Dans la nuit du jeudi 6 novembre, l'Équateur a de nouveau connu des heures de tension. En quelques heures, deux alertes explosives simultanées ont été enregistrées dans les principales villes du pays : une à Quito, où la police nationale a neutralisé une voiture piégée près du complexe judiciaire nord, et une autre à Guayaquil, où une fausse bombe a forcé la fermeture temporaire de l'avenue 9 de Octubre, l'artère la plus emblématique du centre urbain.
Dans la capitale, le ministre de l'Intérieur, John Reimberg, a confirmé que des membres du Groupe d'intervention et de sauvetage (GIR) ont trouvé trois bonbonnes de gaz à l'intérieur d'un véhicule abandonné à proximité du complexe judiciaire, dans le secteur d'Iñaquito. L'appareil disposait d'un système d'allumage électronique qui a été neutralisé à temps, empêchant ainsi une explosion importante.

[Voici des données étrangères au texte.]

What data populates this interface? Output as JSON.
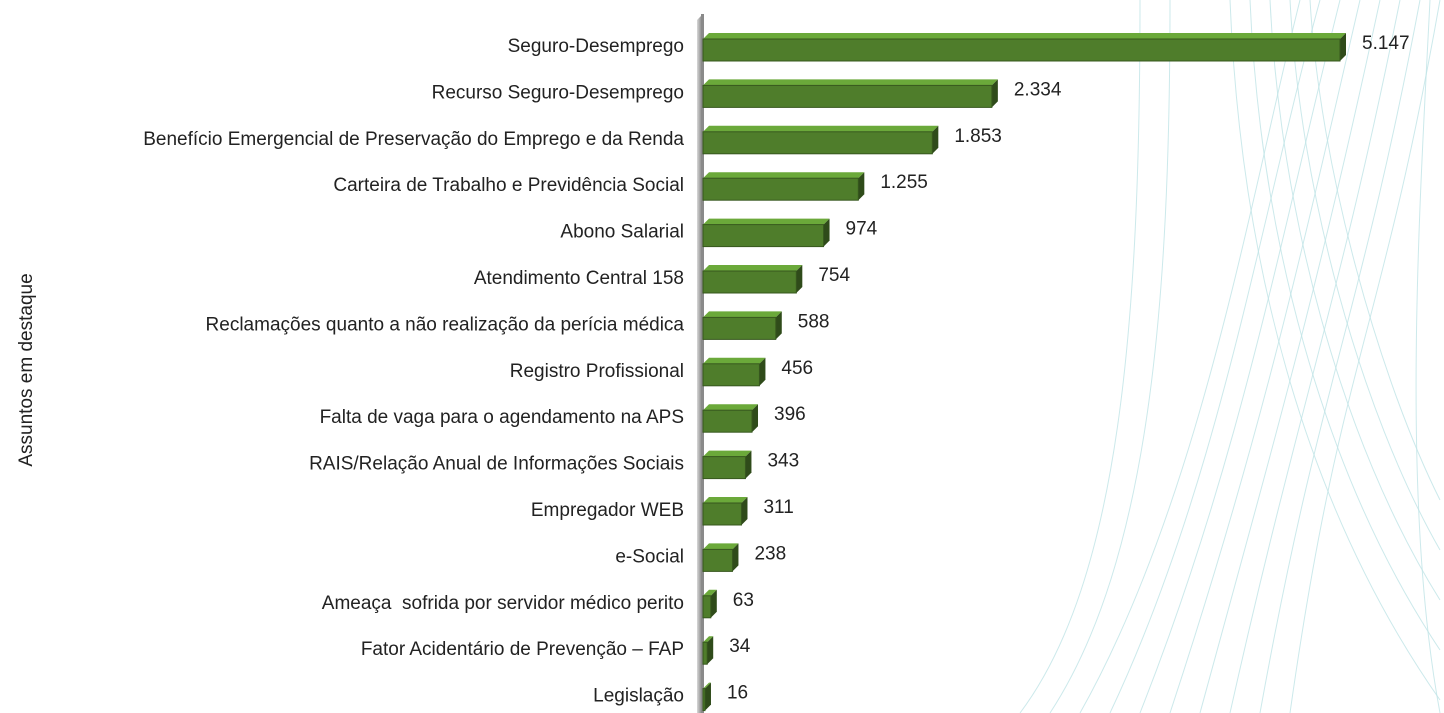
{
  "chart_data": {
    "type": "bar",
    "orientation": "horizontal",
    "y_label": "Assuntos em destaque",
    "categories": [
      "Seguro-Desemprego",
      "Recurso Seguro-Desemprego",
      "Benefício Emergencial de Preservação do Emprego e da Renda",
      "Carteira de Trabalho e Previdência Social",
      "Abono Salarial",
      "Atendimento Central 158",
      "Reclamações quanto a não realização da perícia médica",
      "Registro Profissional",
      "Falta de vaga para o agendamento na APS",
      "RAIS/Relação Anual de Informações Sociais",
      "Empregador WEB",
      "e-Social",
      "Ameaça  sofrida por servidor médico perito",
      "Fator Acidentário de Prevenção – FAP",
      "Legislação"
    ],
    "values": [
      5147,
      2334,
      1853,
      1255,
      974,
      754,
      588,
      456,
      396,
      343,
      311,
      238,
      63,
      34,
      16
    ],
    "value_labels": [
      "5.147",
      "2.334",
      "1.853",
      "1.255",
      "974",
      "754",
      "588",
      "456",
      "396",
      "343",
      "311",
      "238",
      "63",
      "34",
      "16"
    ],
    "color": "#4f7d2b"
  }
}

Les forces spéciales ont procédé à une détonation contrôlée dans la zone pour écarter tout risque. Quelques heures plus tard, le Conseil judiciaire a signalé qu'en plus de la voiture piégée, un engin à dynamite avait été découvert à l'extérieur du bâtiment. L'entité a condamné l'incident comme « un acte d'intimidation contre le pouvoir judiciaire » et a temporairement suspendu ses activités dans le complexe.

Simultanément, à Guayaquil, une opération d'urgence a forcé la fermeture partielle de l'avenue 9 de Octubre, entre le Chili et Chimborazo, après que des passants ont signalé un prétendu engin explosif placé dans un distributeur automatique. Militaires, policiers et agents municipaux ont bouclé le périmètre et évacué les occupants des immeubles voisins.
Le Groupe d'Intervention et de Secours est arrivé sur place et, après un examen technique, a déterminé qu'il s'agissait d'une fausse bombe. Le gouverneur de Guayas, Humberto Plaza, a confirmé qu'un suspect avait été arrêté et que l'engin « faisait semblant d'être un engin explosif », bien qu'il ne contienne pas de matériaux détonants. « Nous sommes en alerte maximale », a prévenu l'autorité.
Les scènes des deux incidents ont rappelé aux citoyens les récents épisodes de violence à l'explosif qui ont frappé le pays. En octobre dernier, une camionnette chargée d'engins a explosé dans le nord de Guayaquil, causant un mort et 28 blessés, un événement qualifié d'attaque terroriste par le gouvernement. Depuis, les alertes à la bombe et les fausses menaces se sont multipliées, obligeant les institutions publiques à être évacuées et les contingents policiers et militaires à être mobilisés dans différentes provinces.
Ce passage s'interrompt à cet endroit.